A contradição largamente difundida entre o pensar e o viver, entre o escrever e o viver permanece. Quem escreve e cria não precisaria viver intensamente as coisas pois que sua capacidade de criar e observar vai além e ele se permite através dessas duas capacidades, fingir. Fingir tão bem, que chega a pensar que viveu aquilo que jamais viveu, parafraseando Pessoa.
Entretanto, não é tão simples assim. Quando se vive e escreve, a sensação que se tem é que o pensamento nos trai a cada letra que escrevemos. E temos a clareza de que as palavras jamais darão conta de tudo aquilo que sentimos. Talvez por isso quem viva intensamente não consiga escrever. E quem está um pouco mais paralisado é que dá conta desse universo.

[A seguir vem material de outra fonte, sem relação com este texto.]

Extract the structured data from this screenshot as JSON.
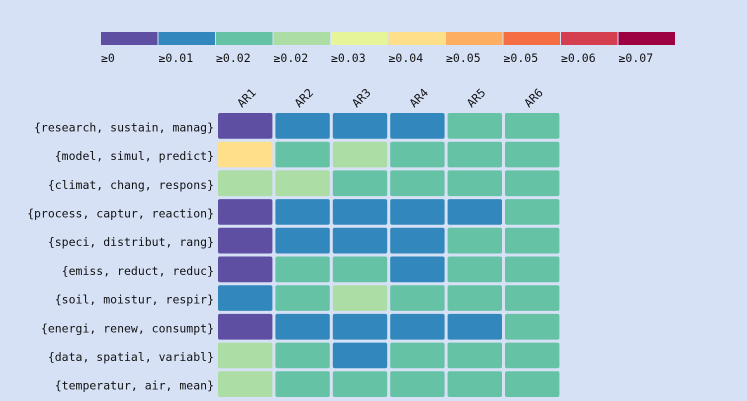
{
  "chart_data": {
    "type": "heatmap",
    "title": "",
    "xlabel": "",
    "ylabel": "",
    "columns": [
      "AR1",
      "AR2",
      "AR3",
      "AR4",
      "AR5",
      "AR6"
    ],
    "rows": [
      "{research, sustain, manag}",
      "{model, simul, predict}",
      "{climat, chang, respons}",
      "{process, captur, reaction}",
      "{speci, distribut, rang}",
      "{emiss, reduct, reduc}",
      "{soil, moistur, respir}",
      "{energi, renew, consumpt}",
      "{data, spatial, variabl}",
      "{temperatur, air, mean}"
    ],
    "values": [
      [
        0.0,
        0.01,
        0.01,
        0.01,
        0.02,
        0.02
      ],
      [
        0.045,
        0.02,
        0.025,
        0.02,
        0.02,
        0.02
      ],
      [
        0.025,
        0.025,
        0.02,
        0.02,
        0.02,
        0.02
      ],
      [
        0.0,
        0.01,
        0.01,
        0.01,
        0.01,
        0.02
      ],
      [
        0.0,
        0.01,
        0.01,
        0.01,
        0.02,
        0.02
      ],
      [
        0.0,
        0.02,
        0.02,
        0.01,
        0.02,
        0.02
      ],
      [
        0.01,
        0.02,
        0.025,
        0.02,
        0.02,
        0.02
      ],
      [
        0.0,
        0.01,
        0.01,
        0.01,
        0.01,
        0.02
      ],
      [
        0.025,
        0.02,
        0.01,
        0.02,
        0.02,
        0.02
      ],
      [
        0.025,
        0.02,
        0.02,
        0.02,
        0.02,
        0.02
      ]
    ],
    "legend": {
      "labels": [
        "≥0",
        "≥0.01",
        "≥0.02",
        "≥0.02",
        "≥0.03",
        "≥0.04",
        "≥0.05",
        "≥0.05",
        "≥0.06",
        "≥0.07"
      ],
      "thresholds": [
        0,
        0.008,
        0.016,
        0.024,
        0.032,
        0.04,
        0.048,
        0.056,
        0.064,
        0.072
      ],
      "colors": [
        "#5e4fa2",
        "#3288bd",
        "#66c2a5",
        "#abdda4",
        "#e6f598",
        "#fee08b",
        "#fdae61",
        "#f46d43",
        "#d53e4f",
        "#9e0142"
      ],
      "placement": "top"
    }
  }
}
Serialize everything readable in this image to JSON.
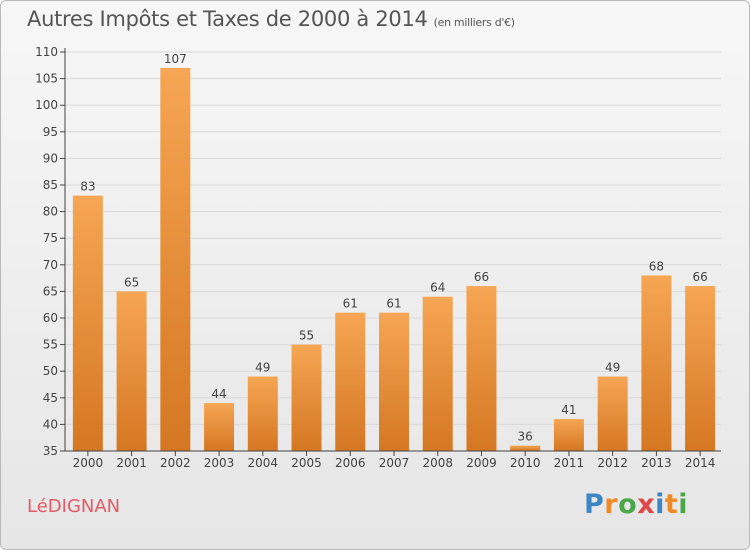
{
  "title": "Autres Impôts et Taxes de 2000 à 2014",
  "subtitle": "(en milliers d'€)",
  "location": "LéDIGNAN",
  "brand": {
    "letters": [
      "P",
      "r",
      "o",
      "x",
      "i",
      "t",
      "i"
    ],
    "colors": [
      "#3d86c6",
      "#f08a24",
      "#4aa84a",
      "#e14646",
      "#3d86c6",
      "#f08a24",
      "#4aa84a"
    ]
  },
  "colors": {
    "bar_light": "#f6a654",
    "bar_dark": "#d57722",
    "grid": "#d9d9d9",
    "axis": "#444444",
    "text": "#444444"
  },
  "chart_data": {
    "type": "bar",
    "title": "Autres Impôts et Taxes de 2000 à 2014",
    "subtitle": "(en milliers d'€)",
    "xlabel": "",
    "ylabel": "",
    "categories": [
      "2000",
      "2001",
      "2002",
      "2003",
      "2004",
      "2005",
      "2006",
      "2007",
      "2008",
      "2009",
      "2010",
      "2011",
      "2012",
      "2013",
      "2014"
    ],
    "values": [
      83,
      65,
      107,
      44,
      49,
      55,
      61,
      61,
      64,
      66,
      36,
      41,
      49,
      68,
      66
    ],
    "ylim": [
      35,
      110
    ],
    "yticks": [
      35,
      40,
      45,
      50,
      55,
      60,
      65,
      70,
      75,
      80,
      85,
      90,
      95,
      100,
      105,
      110
    ],
    "grid": true,
    "data_labels": true
  }
}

O distanciamento para a escritura é fundamento do ato. Caso contrário tudo fica com um tom assim meio verde pálido, que não esboça nada de interessante.
Pode ser a maior besteira,mas tem formas de discurso que fazem com que essa besteira se torne algo interessante aos olhos do leitor. Isso sem contar o fato de que o leitor, hoje, quer ouvir ou ler o que ele já conhece mais ou menos.
Talvez seja esse o segredo do sucesso de alguns por aí.
Aí o escritor/codificador seja lá como se chame. Senta na sua cadeira e olha sua estante grande ou pequena,sempre um universo misterioso a ser desvendado, isso parece lugar comum. Um lugar a ser perscrutado, independentemente da estante de livros. Paul Auster fala em seu livro de uma estante de catálogos telefônicos. Parece besta, mas com imaginação rica, muito rica, o escritor senta em frente a essa estante e cria uma história para cada nome que aparece ao léu.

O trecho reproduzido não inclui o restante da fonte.